The call is a common refrain from nationalist leader Shinzo Abe, who has long advocated a stiffening of Japan's military posture, despite its officially pacifist constitution.
In a speech to senior officers of the Self-Defense Forces -- Japan's name for the military -- Abe said: "No one else will protect you if you don't have the mindset of protecting yourself."
"We have to take all appropriate measures against (incidents such as) North Korea's missile launch over Japan," added the premier, who said he had asked his defence minister to draw up a blueprint for Japan's medium-term defence strategy.
Abe, who moved quickly after the election of Donald Trump to keep the mercurial US president close, said that "strengthening the Japan-US alliance is vital" to ensure regional stability.

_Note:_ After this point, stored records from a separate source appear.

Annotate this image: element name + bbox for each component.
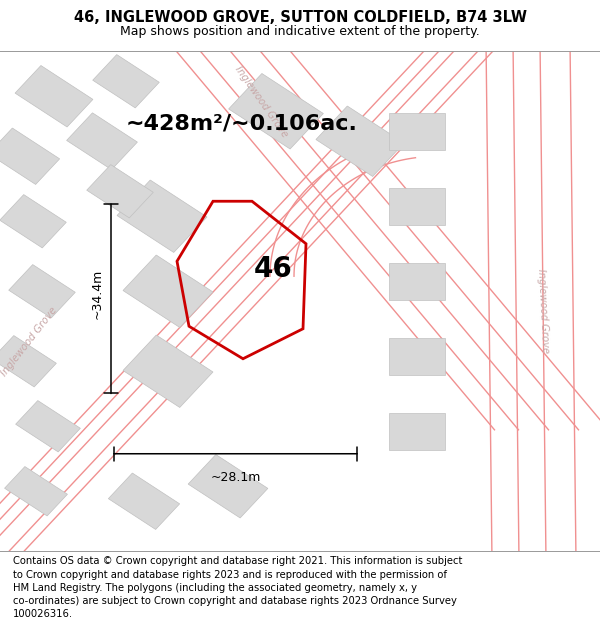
Text: ~28.1m: ~28.1m — [211, 471, 260, 484]
Polygon shape — [0, 128, 59, 184]
Polygon shape — [188, 454, 268, 518]
Polygon shape — [5, 466, 67, 516]
Polygon shape — [229, 74, 323, 149]
Polygon shape — [389, 112, 445, 150]
Polygon shape — [389, 412, 445, 450]
Polygon shape — [109, 473, 179, 529]
Text: Contains OS data © Crown copyright and database right 2021. This information is : Contains OS data © Crown copyright and d… — [13, 556, 463, 619]
Polygon shape — [316, 106, 404, 176]
Text: ~34.4m: ~34.4m — [91, 269, 104, 319]
Text: Inglewood Grove: Inglewood Grove — [0, 305, 59, 378]
Text: 46, INGLEWOOD GROVE, SUTTON COLDFIELD, B74 3LW: 46, INGLEWOOD GROVE, SUTTON COLDFIELD, B… — [74, 10, 527, 25]
Polygon shape — [93, 54, 159, 108]
Polygon shape — [87, 164, 153, 218]
Text: Inglewood Grove: Inglewood Grove — [233, 64, 289, 139]
Text: Map shows position and indicative extent of the property.: Map shows position and indicative extent… — [120, 26, 480, 39]
Polygon shape — [0, 194, 66, 248]
Polygon shape — [123, 255, 213, 328]
Polygon shape — [0, 336, 56, 387]
Polygon shape — [117, 180, 207, 253]
Polygon shape — [389, 338, 445, 375]
Polygon shape — [389, 262, 445, 300]
Polygon shape — [67, 113, 137, 169]
Polygon shape — [123, 335, 213, 408]
Polygon shape — [9, 264, 75, 318]
Polygon shape — [15, 66, 93, 127]
Text: 46: 46 — [254, 256, 293, 284]
Text: ~428m²/~0.106ac.: ~428m²/~0.106ac. — [126, 114, 358, 134]
Polygon shape — [16, 401, 80, 452]
Text: Inglewood Grove: Inglewood Grove — [536, 269, 550, 354]
Polygon shape — [389, 188, 445, 225]
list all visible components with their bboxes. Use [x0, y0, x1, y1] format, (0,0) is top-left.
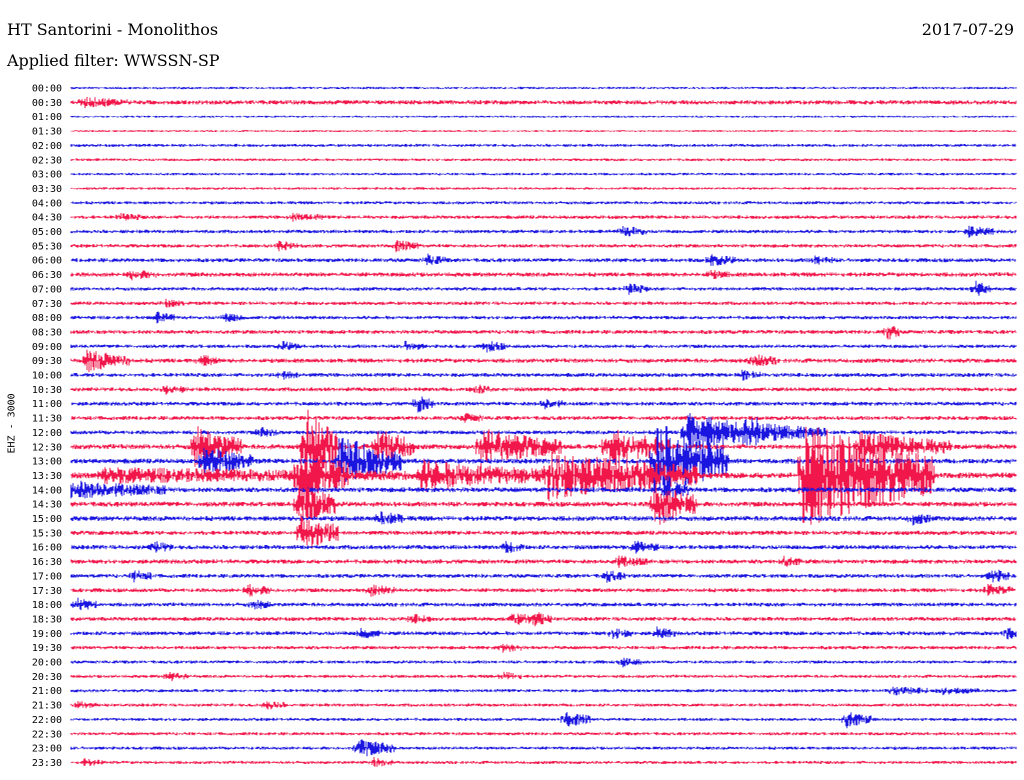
seismic-trace [70, 671, 1017, 682]
seismic-trace [70, 701, 1017, 710]
seismic-trace [70, 270, 1017, 281]
time-tick-label: 00:00 [32, 84, 62, 95]
time-tick-label: 05:30 [32, 241, 62, 252]
time-tick-label: 11:00 [32, 399, 62, 410]
time-tick-label: 07:30 [32, 299, 62, 310]
seismic-trace [70, 686, 1017, 696]
seismic-trace [70, 97, 1017, 109]
time-tick-label: 03:00 [32, 170, 62, 181]
seismic-trace [70, 413, 1017, 423]
time-tick-label: 06:00 [32, 256, 62, 267]
time-tick-label: 22:30 [32, 729, 62, 740]
seismic-trace [70, 426, 1017, 525]
time-tick-label: 07:00 [32, 284, 62, 295]
seismic-trace [70, 511, 1017, 526]
time-tick-label: 08:00 [32, 313, 62, 324]
time-tick-label: 04:30 [32, 213, 62, 224]
time-tick-label: 20:30 [32, 672, 62, 683]
seismic-trace [70, 143, 1017, 147]
time-tick-label: 01:00 [32, 112, 62, 123]
seismic-trace [70, 478, 1017, 501]
time-tick-label: 17:00 [32, 571, 62, 582]
seismic-trace [70, 757, 1017, 767]
time-tick-label: 14:00 [32, 485, 62, 496]
time-tick-label: 17:30 [32, 586, 62, 597]
time-tick-label: 19:30 [32, 643, 62, 654]
time-tick-label: 03:30 [32, 184, 62, 195]
time-tick-label: 04:00 [32, 198, 62, 209]
seismic-trace [70, 569, 1017, 583]
time-tick-label: 21:00 [32, 686, 62, 697]
time-tick-label: 08:30 [32, 327, 62, 338]
time-tick-label: 13:30 [32, 471, 62, 482]
time-tick-label: 23:30 [32, 758, 62, 769]
seismic-trace [70, 384, 1017, 395]
seismic-trace [70, 612, 1017, 627]
seismic-trace [70, 597, 1017, 611]
seismic-trace [70, 513, 1017, 549]
time-tick-label: 12:30 [32, 442, 62, 453]
time-tick-label: 02:30 [32, 155, 62, 166]
time-tick-label: 13:00 [32, 457, 62, 468]
seismic-trace [70, 225, 1017, 238]
time-tick-label: 11:30 [32, 414, 62, 425]
time-tick-label: 05:00 [32, 227, 62, 238]
seismic-trace [70, 130, 1017, 132]
seismic-trace [70, 172, 1017, 176]
seismic-trace [70, 712, 1017, 729]
seismic-trace [70, 158, 1017, 162]
seismic-trace [70, 657, 1017, 668]
time-tick-label: 10:00 [32, 371, 62, 382]
seismic-trace [70, 584, 1017, 597]
seismic-trace [70, 201, 1017, 205]
time-tick-label: 01:30 [32, 127, 62, 138]
time-tick-label: 16:00 [32, 543, 62, 554]
time-tick-label: 15:00 [32, 514, 62, 525]
seismic-trace [70, 643, 1017, 653]
seismic-trace [70, 732, 1017, 736]
filter-label: Applied filter: WWSSN-SP [7, 51, 220, 70]
seismic-trace [70, 212, 1017, 222]
time-tick-label: 10:30 [32, 385, 62, 396]
seismic-trace [70, 626, 1017, 640]
time-tick-label: 15:30 [32, 528, 62, 539]
time-tick-label: 23:00 [32, 744, 62, 755]
time-tick-label: 06:30 [32, 270, 62, 281]
seismic-trace [70, 298, 1017, 308]
time-tick-label: 02:00 [32, 141, 62, 152]
seismic-trace [70, 555, 1017, 568]
seismic-trace [70, 187, 1017, 190]
record-date: 2017-07-29 [921, 20, 1014, 39]
time-tick-label: 22:00 [32, 715, 62, 726]
seismic-trace [70, 349, 1017, 373]
seismic-trace [70, 240, 1017, 253]
seismic-trace [70, 115, 1017, 118]
seismic-trace [70, 326, 1017, 340]
time-tick-label: 20:00 [32, 658, 62, 669]
time-tick-label: 09:00 [32, 342, 62, 353]
seismic-trace [70, 253, 1017, 266]
seismic-trace [70, 483, 1017, 525]
seismic-trace [70, 540, 1017, 554]
time-tick-label: 16:30 [32, 557, 62, 568]
time-tick-label: 14:30 [32, 500, 62, 511]
time-tick-label: 18:30 [32, 614, 62, 625]
seismic-trace [70, 86, 1017, 90]
seismic-trace [70, 369, 1017, 381]
time-tick-label: 19:00 [32, 629, 62, 640]
seismic-trace [70, 311, 1017, 324]
time-tick-label: 21:30 [32, 701, 62, 712]
time-tick-label: 18:00 [32, 600, 62, 611]
seismic-trace [70, 739, 1017, 757]
time-tick-label: 00:30 [32, 98, 62, 109]
station-title: HT Santorini - Monolithos [7, 20, 219, 39]
seismic-trace [70, 340, 1017, 353]
seismic-trace [70, 396, 1017, 413]
time-tick-label: 12:00 [32, 428, 62, 439]
time-tick-label: 09:30 [32, 356, 62, 367]
seismic-trace [70, 280, 1017, 296]
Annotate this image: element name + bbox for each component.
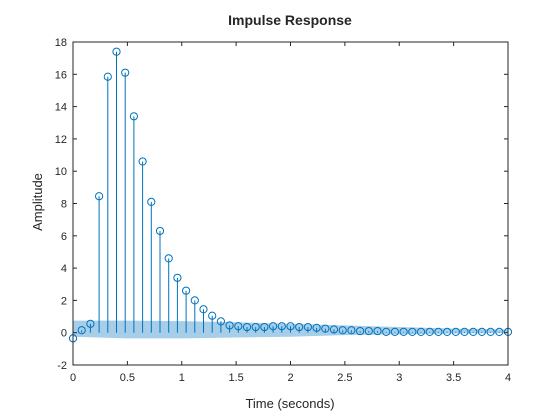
- stem-layer: [68, 47, 513, 343]
- stem-marker: [286, 322, 295, 331]
- stem-marker: [347, 326, 356, 335]
- stem-marker: [86, 319, 95, 328]
- stem-marker: [399, 327, 408, 336]
- stem-marker: [225, 321, 234, 330]
- stem-marker: [425, 327, 434, 336]
- axes-layer: [72, 41, 509, 366]
- stem-marker: [216, 317, 225, 326]
- stem-marker: [234, 322, 243, 331]
- stem-marker: [338, 326, 347, 335]
- stem-marker: [390, 327, 399, 336]
- stem-marker: [277, 322, 286, 331]
- stem-marker: [138, 157, 147, 166]
- x-tick-label: 1: [179, 372, 185, 384]
- stem-marker: [251, 322, 260, 332]
- stem-marker: [155, 226, 165, 236]
- stem-marker: [382, 327, 391, 336]
- stem-marker: [95, 192, 104, 201]
- stem-marker: [486, 327, 495, 336]
- y-tick-label: 8: [61, 199, 67, 211]
- stem-marker: [77, 326, 86, 335]
- x-tick-label: 3: [396, 372, 402, 384]
- stem-marker: [451, 327, 460, 336]
- stem-marker: [173, 273, 182, 282]
- stem-marker: [121, 68, 130, 77]
- stem-marker: [242, 322, 252, 332]
- chart-title: Impulse Response: [228, 12, 352, 28]
- stem-marker: [477, 327, 486, 336]
- stem-marker: [190, 296, 199, 305]
- stem-marker: [460, 327, 469, 336]
- y-tick-label: 0: [61, 328, 67, 340]
- stem-marker: [408, 327, 417, 336]
- stem-marker: [103, 72, 112, 81]
- x-tick-label: 4: [505, 372, 511, 384]
- y-tick-label: 16: [55, 69, 67, 81]
- y-tick-label: -2: [57, 360, 67, 372]
- stem-marker: [303, 322, 312, 332]
- stem-marker: [199, 305, 208, 314]
- y-tick-label: 4: [61, 263, 67, 275]
- stem-marker: [373, 326, 382, 336]
- x-tick-label: 2: [287, 372, 293, 384]
- stem-marker: [443, 327, 452, 336]
- x-axis-label: Time (seconds): [245, 396, 334, 411]
- stem-marker: [208, 311, 217, 320]
- stem-marker: [329, 325, 339, 334]
- y-tick-label: 6: [61, 231, 67, 243]
- stem-marker: [321, 324, 330, 333]
- stem-marker: [129, 112, 138, 121]
- stem-marker: [364, 326, 373, 336]
- stem-marker: [434, 327, 443, 336]
- stem-marker: [182, 286, 191, 295]
- y-tick-label: 2: [61, 295, 67, 307]
- x-tick-label: 3.5: [446, 372, 461, 384]
- stem-marker: [164, 254, 173, 263]
- y-tick-label: 10: [55, 166, 67, 178]
- y-tick-label: 14: [55, 102, 67, 114]
- stem-marker: [416, 327, 426, 336]
- y-tick-label: 12: [55, 134, 67, 146]
- stem-marker: [112, 47, 121, 56]
- stem-marker: [295, 322, 304, 332]
- stem-marker: [260, 322, 269, 332]
- y-tick-label: 18: [55, 37, 67, 49]
- x-tick-label: 0.5: [120, 372, 135, 384]
- x-tick-label: 0: [70, 372, 76, 384]
- stem-marker: [495, 327, 504, 336]
- stem-marker: [147, 197, 156, 206]
- plot-frame: [72, 41, 509, 366]
- x-tick-label: 1.5: [228, 372, 243, 384]
- y-axis-label: Amplitude: [30, 173, 45, 231]
- stem-marker: [312, 323, 321, 332]
- stem-marker: [356, 326, 365, 336]
- stem-marker: [269, 322, 278, 331]
- x-tick-label: 2.5: [337, 372, 352, 384]
- stem-marker: [469, 327, 478, 336]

"We have to deter North Korea's repeated provocative acts," he said, noting recent joint drills with the United States in the Sea of Japan and defence cooperation with like- minded countries including Australia.
Abe's comments come as the US pushes for the United Nations Security Council to vote on harsher sanctions on North Korea.
Diplomats said that a new draft resolution circulated recently is slightly less tough than the original but includes a "progressive" oil embargo on Pyongyang.
Speaking at the same meeting, Defence Minister Itsunori Onodera said he hoped to quickly introduce Aegis Ashore, a land-based version of the maritime Aegis missile-defence system.